2025年6月1日の Wall Street Journal に「がん診断に直面していますか?運動と食事が違いを生むかもしれません」と言うタイトルの記事が掲載されていました。
記事のタイトルに「がん」という言葉があるので、緊張して記事を読みました。
がんと診断された患者が医師に最もよく尋ねる質問のひとつは、「自分でできることはありますか?」というものだそうです。
その答えとは―「運動」と「食事」とのこと。
運動量の増加と健康的な食事が健康に良いことは周知の事実ですが、がん患者の寿命や治療への反応を向上させる可能性があるとのこと。日頃からよく耳にする「健康の基本」こそが、がんとの闘いにおいても大きな力を持つ可能性があることが分かりました。
薬の副作用などに悩まされ、がんの治療を続けながら、どの程度、運動と食事にも力を注げるのかと思いましたが、この記事には、「現在利用可能な最良の治療法と同等」という専門家の力強いコメントが出ています。
今後の治療に採用できる具体的な運動・食事プログラムや、プロによる支援体制が、早く開発・確立されればよいなと思いました。
記事のポイントは以下の通りです。
・がん治療に「運動」を採用?
2025年5月にアメリカ・シカゴで開催された米国臨床腫瘍学会(ASCO)の年次総会では、驚くべき研究成果が発表されました。
10年以上かけて行われたこの臨床試験では、大腸がん患者を対象に、体系的な運動プログラムが治療後の再発や死亡リスクにどのような影響を与えるかが検証されました。
その結果、運動プログラムに参加した患者は、参加しなかったグループと比較して8年後の死亡リスクが37%も低下。再発や新たながんの発症リスクも28%下がったと報告されています。
研究に関わっていない専門家も「現在利用可能な最良の治療法と同等」とコメントしており、生活習慣の見直しが大きなインパクトを与えることが分かりました。
・「炎症を促す食事」が生存率を左右する?
同じく会議で発表された別の研究では、「炎症を促進する食事」が大腸がん患者の生存率を低下させることが示されました。炎症性の高い食事とは、加工肉、精製された穀物、砂糖の多い飲料など。

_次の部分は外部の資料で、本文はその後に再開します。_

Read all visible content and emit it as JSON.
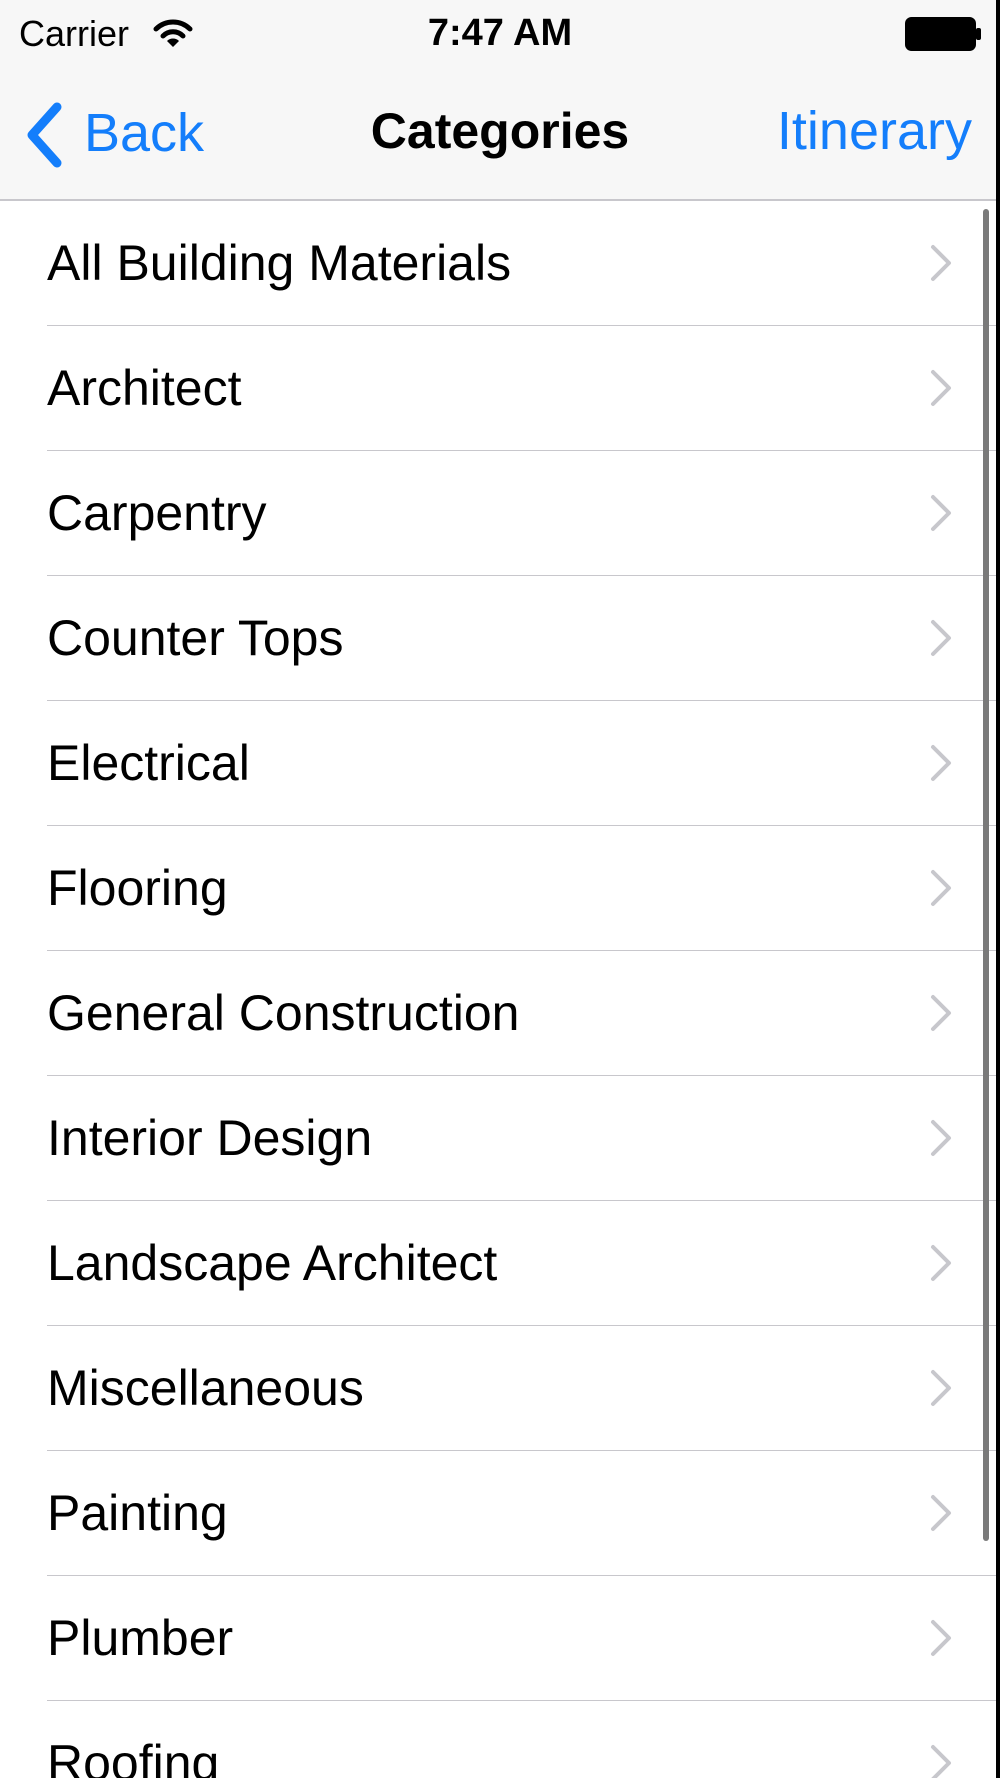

一方、葉物野菜やコーヒー・紅茶といった抗炎症作用のある食品を多く摂る人では、生存率が高くなる傾向が見られました。また、皮膚がん(メラノーマ)の患者を対象とした別の試験では、高繊維食を摂取したグループの方が、免疫療法への反応が高いという結果も出ています。
・基本が大事だが、続けるにはサポートが必要
がんの治療が進歩する中で、生存期間の延長だけでなく、患者の生活の質(QOL)をどう維持・向上させるかが重要な課題になっています。「運動をする」「野菜を食べる」と言うのは簡単でも、実行して継続するのは容易ではありません。
研究に参加した患者は、「パーソナルコーチがついてくれたからこそ、散歩を習慣にできた」と語っています。医師や栄養士による支援体制の充実は、患者が前向きに生活習慣を整えるために欠かせない要素です。